Voicing my insecurities

Learning to stop disliking my own voice

Meggie Chen


I’ve always been so used to hearing my own voice, the intricacies and nuances in my inflection and how my laugh sounded, according to my friends, like a braying seal, that I never really thought about how I sounded to others. I guess I always assumed that others heard me the same way I heard myself, and I’d never had any reason to think otherwise. Then middle school rolled around, and I had to film a video for a class. It was the first time I’d heard my voice played back to me, as if I was talking to myself. And let me tell you: I was mortified. 
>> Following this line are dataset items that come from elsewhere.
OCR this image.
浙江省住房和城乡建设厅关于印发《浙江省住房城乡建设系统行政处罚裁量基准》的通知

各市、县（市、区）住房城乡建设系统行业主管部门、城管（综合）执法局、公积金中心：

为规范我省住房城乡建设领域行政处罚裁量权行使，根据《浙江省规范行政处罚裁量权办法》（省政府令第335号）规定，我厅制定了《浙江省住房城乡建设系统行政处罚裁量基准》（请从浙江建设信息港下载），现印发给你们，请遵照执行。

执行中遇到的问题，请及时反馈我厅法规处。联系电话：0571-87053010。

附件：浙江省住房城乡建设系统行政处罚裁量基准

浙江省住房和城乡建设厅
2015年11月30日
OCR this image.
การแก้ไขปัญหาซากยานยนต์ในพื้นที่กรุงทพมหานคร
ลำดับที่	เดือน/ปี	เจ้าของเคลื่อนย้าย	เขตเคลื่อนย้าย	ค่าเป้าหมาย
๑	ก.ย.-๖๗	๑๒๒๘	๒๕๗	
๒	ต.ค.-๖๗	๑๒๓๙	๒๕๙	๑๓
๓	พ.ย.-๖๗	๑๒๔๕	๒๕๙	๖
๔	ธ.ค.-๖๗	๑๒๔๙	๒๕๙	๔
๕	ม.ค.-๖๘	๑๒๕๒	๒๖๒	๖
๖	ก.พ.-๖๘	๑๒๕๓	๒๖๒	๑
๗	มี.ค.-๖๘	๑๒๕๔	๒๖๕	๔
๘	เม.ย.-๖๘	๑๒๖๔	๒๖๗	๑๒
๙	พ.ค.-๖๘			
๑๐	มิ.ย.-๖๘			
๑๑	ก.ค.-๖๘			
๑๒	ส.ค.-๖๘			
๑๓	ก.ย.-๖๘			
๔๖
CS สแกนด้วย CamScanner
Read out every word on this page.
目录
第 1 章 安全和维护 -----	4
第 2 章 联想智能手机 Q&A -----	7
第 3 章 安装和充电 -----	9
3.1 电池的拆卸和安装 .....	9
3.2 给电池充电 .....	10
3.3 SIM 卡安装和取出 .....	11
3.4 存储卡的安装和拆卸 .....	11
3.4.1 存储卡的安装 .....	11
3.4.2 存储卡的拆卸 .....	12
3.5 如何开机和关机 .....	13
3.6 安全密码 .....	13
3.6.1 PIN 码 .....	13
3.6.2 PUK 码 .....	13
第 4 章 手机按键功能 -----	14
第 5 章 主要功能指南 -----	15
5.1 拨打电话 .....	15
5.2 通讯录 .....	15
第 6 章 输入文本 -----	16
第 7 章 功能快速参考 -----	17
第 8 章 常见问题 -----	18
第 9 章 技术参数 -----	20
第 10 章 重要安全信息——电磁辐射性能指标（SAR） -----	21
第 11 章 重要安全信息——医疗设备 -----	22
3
My voice sounded nasally, higher even. And it had that sneering little up tone at the end of each phrase that I’d always associated with annoying know-it-alls in movies. If I wasn’t watching my own mouth move on the screen, I would have believed that this was a completely different person. I cringed with every piercing laugh and sank deeper into my seat as I wondered whether this was how the rest of the world saw me. By the end of the video, I felt ready to renounce my life and live out the rest of my time as a wizened old hermit in the mountains if it meant no one would have to ever hear my voice again.

It sounds so silly that something so simple could have had such a significant impact, but I truly felt like my world had tilted on its axis. People often tell me that their first impression of me was my voice rather than how I looked, and I was forced to look back and wonder whether those impressions were good or bad. I loathed how I sounded. I found myself reevaluating all the exchanges I’d had with my friends before, worried that I’d been perceived as irritating or a nuisance.

As a result, I became more conscious about how I spoke. Whenever I could, I actively tried to tamp down on the wild way I tended to speak — I talked quieter, laughed less and maintained a sense of calm to combat the frantic energy I heard when I listened to my voice recordings. There were times when I reverted to my previous tendencies, and when I realized afterward, I would wince and promise I’d watch myself next time. In the long run, I even began to talk less. Constantly worried about how I sounded and presented myself, at times, it just became easier to not speak at all.

Then I got to high school and joined El Estoque, and suddenly I was tossed into an environment where all the interviews I conducted were required to be recorded or filmed. Every time I would write or edit a story, I needed to listen to the interview over and over. It was a trying experience at first. While I was listening to the recordings, I’d move the slider of the audio to right after the questions I asked in order to avoid hearing my own voice.

But as time went on, I got tired of trying to find that specific moment I stopped talking, and I started to listen to the tail end of the questions I asked. That tail end grew into half the question, then the entire question and finally made its way to the whole interview. And as the time I spent listening to my own voice grew, the more comfortable I became hearing it. I still didn’t like it, but it didn’t make me want to crawl into a hole and pass out like before. There wasn’t any sudden moment of enlightenment, but a couple of weeks ago, as I listened through the audio of a video story I had filmed, I found that I wasn’t repulsed by my own voice anymore. It was as if through some sort of gradual exposure therapy, my voice had become tolerable.

I’ll be honest, I still don’t love my voice. I still prefer performing live for presentations as opposed to filming them. I still think I sound like the slightly more annoying, louder version of Mickey Mouse. But I’ve learned to live with that. Because at least now, I don’t spend as much time playing back the tone in which I spoke, or regretting the fact that I laughed too loudly that one time my friend made a bad dad joke. So yes, I may not have figured everything out, and that’s OK. Learning to accept my insecurities is a learning process, and I have no doubt that as life continues, I’ll also continue to become more accepting of how I sound.